Generally, it is difficult to prove that so-called centromere-specific sequences are really confined to the centromere or the primary constriction. Molecular analysis is highly sensitive to detect the presence of certain centromeric sequences but it is helpless to tell the chromosomal location of such sequences. At present in situ hybridization is the only way to know the chromosomal location of centromeric sequences. It is a powerful tool when such centromeric sequences are concentrated in a chromosomal region, e.g. the primary constriction but otherwise it is also helpless to detect dispersed centromeric sequences. Combined with PCR analysis, rye-wheat translocation chromosomes, like 1Rⁱ-69 and 1Rⁱ-11, that have the wheat centromeres and rye chromosomal segments are useful in proving whether or not candidate sequences for the rye centromere are really confined to the centromere. Whatever the case may be, the result of the study we are planning to start would bring a fascinating development in the study of the cereal centromere structure.

References

Houben A, Schubert I (2007) Engineered plant minichromosomes: A resurrection of B chromosomes? Plant Cell 19: 2323-2327.

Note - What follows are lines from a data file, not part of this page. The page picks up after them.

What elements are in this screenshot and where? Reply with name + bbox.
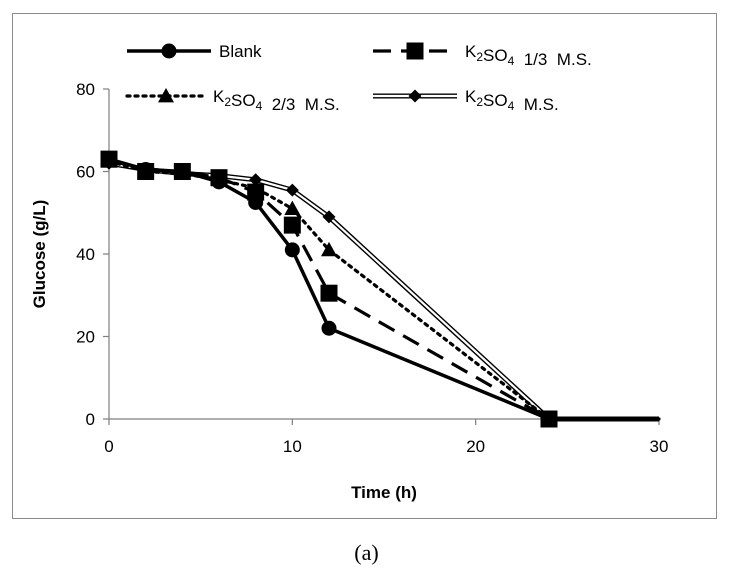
x-tick-label: 10: [283, 437, 302, 456]
legend-label-part: SO: [483, 46, 508, 65]
legend-label-subscript: 4: [256, 99, 263, 113]
legend-label-part: K: [465, 42, 477, 61]
legend-label-part: 1/3 M.S.: [514, 50, 591, 69]
y-tick-label: 20: [76, 328, 95, 347]
legend-label-part: K: [465, 87, 477, 106]
data-point-k2so4-2-3-m-s: [321, 241, 337, 257]
legend-marker-k2so4-m-s: [408, 89, 422, 103]
legend-marker-blank: [161, 43, 177, 59]
legend-item-k2so4-1-3-m-s: K2SO4 1/3 M.S.: [373, 42, 592, 69]
legend-label: K2SO4 1/3 M.S.: [465, 42, 592, 69]
legend-label: Blank: [219, 42, 262, 61]
legend-label: K2SO4 2/3 M.S.: [213, 87, 340, 114]
data-point-blank: [248, 194, 264, 210]
data-point-k2so4-2-3-m-s: [284, 200, 301, 216]
y-tick-label: 40: [76, 245, 95, 264]
legend-marker-k2so4-1-3-m-s: [406, 42, 424, 60]
legend-label-part: SO: [483, 91, 508, 110]
legend-label-subscript: 2: [476, 95, 483, 109]
legend-item-blank: Blank: [127, 42, 262, 61]
legend-label-subscript: 4: [508, 54, 515, 68]
series-line-blank: [108, 157, 659, 421]
x-axis-label: Time (h): [351, 483, 417, 502]
glucose-chart: 0 20 40 60 80 0 10 20 30 Time (h) Glucose (g/L) Bla…: [30, 42, 669, 502]
legend-marker-k2so4-2-3-m-s: [158, 88, 174, 103]
data-point-blank: [101, 151, 117, 167]
legend-label-part: K: [213, 87, 225, 106]
y-tick-label: 80: [76, 80, 95, 99]
legend-label-part: M.S.: [514, 95, 558, 114]
y-tick-label: 0: [86, 410, 95, 429]
series-blank: [101, 151, 659, 427]
legend-label: K2SO4 M.S.: [465, 87, 559, 114]
data-point-k2so4-m-s: [322, 210, 336, 224]
data-point-k2so4-m-s: [285, 183, 299, 197]
legend-item-k2so4-m-s: K2SO4 M.S.: [373, 87, 559, 114]
legend-label-subscript: 2: [224, 95, 231, 109]
x-tick-label: 30: [650, 437, 669, 456]
legend-label-subscript: 4: [508, 99, 515, 113]
series-line-k2so4-2-3-m-s: [107, 159, 661, 421]
series-line-k2so4-1-3-m-s: [108, 157, 659, 421]
data-point-k2so4-m-s: [249, 173, 263, 187]
figure-caption: (a): [354, 540, 379, 565]
data-point-blank: [174, 164, 190, 179]
y-axis-label: Glucose (g/L): [30, 200, 49, 309]
y-tick-label: 60: [76, 163, 95, 182]
data-point-k2so4-1-3-m-s: [320, 284, 338, 302]
data-point-blank: [321, 320, 337, 336]
data-point-blank: [284, 242, 300, 258]
x-tick-label: 0: [104, 437, 113, 456]
legend-label-part: SO: [231, 91, 256, 110]
data-point-k2so4-1-3-m-s: [283, 216, 301, 234]
chart-frame: 0 20 40 60 80 0 10 20 30 Time (h) Glucose (g/L) Bla…: [12, 13, 717, 519]
data-point-blank: [541, 411, 557, 427]
data-point-blank: [138, 161, 154, 177]
x-tick-label: 20: [466, 437, 485, 456]
legend-item-k2so4-2-3-m-s: K2SO4 2/3 M.S.: [125, 87, 340, 114]
legend-label-subscript: 2: [476, 50, 483, 64]
series-k2so4-2-3-m-s: [101, 153, 661, 426]
data-point-blank: [211, 174, 227, 190]
legend-label-part: 2/3 M.S.: [262, 95, 339, 114]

Francki M (2001) Identification of Bilby, a diverged centromeric Ty1-copia retrotransposon family from cereal rye (Secale cereale L.). Genome 44: 266-274.

Tsuchida M, Fukushima T, Nasuda S, Masoudi-Nejad A, Ishikawa G, Nakamura T, Endo TR (2008) Dissection of rye chromosome 1R in common wheat. Genes & Genetic Systems 83: (in press).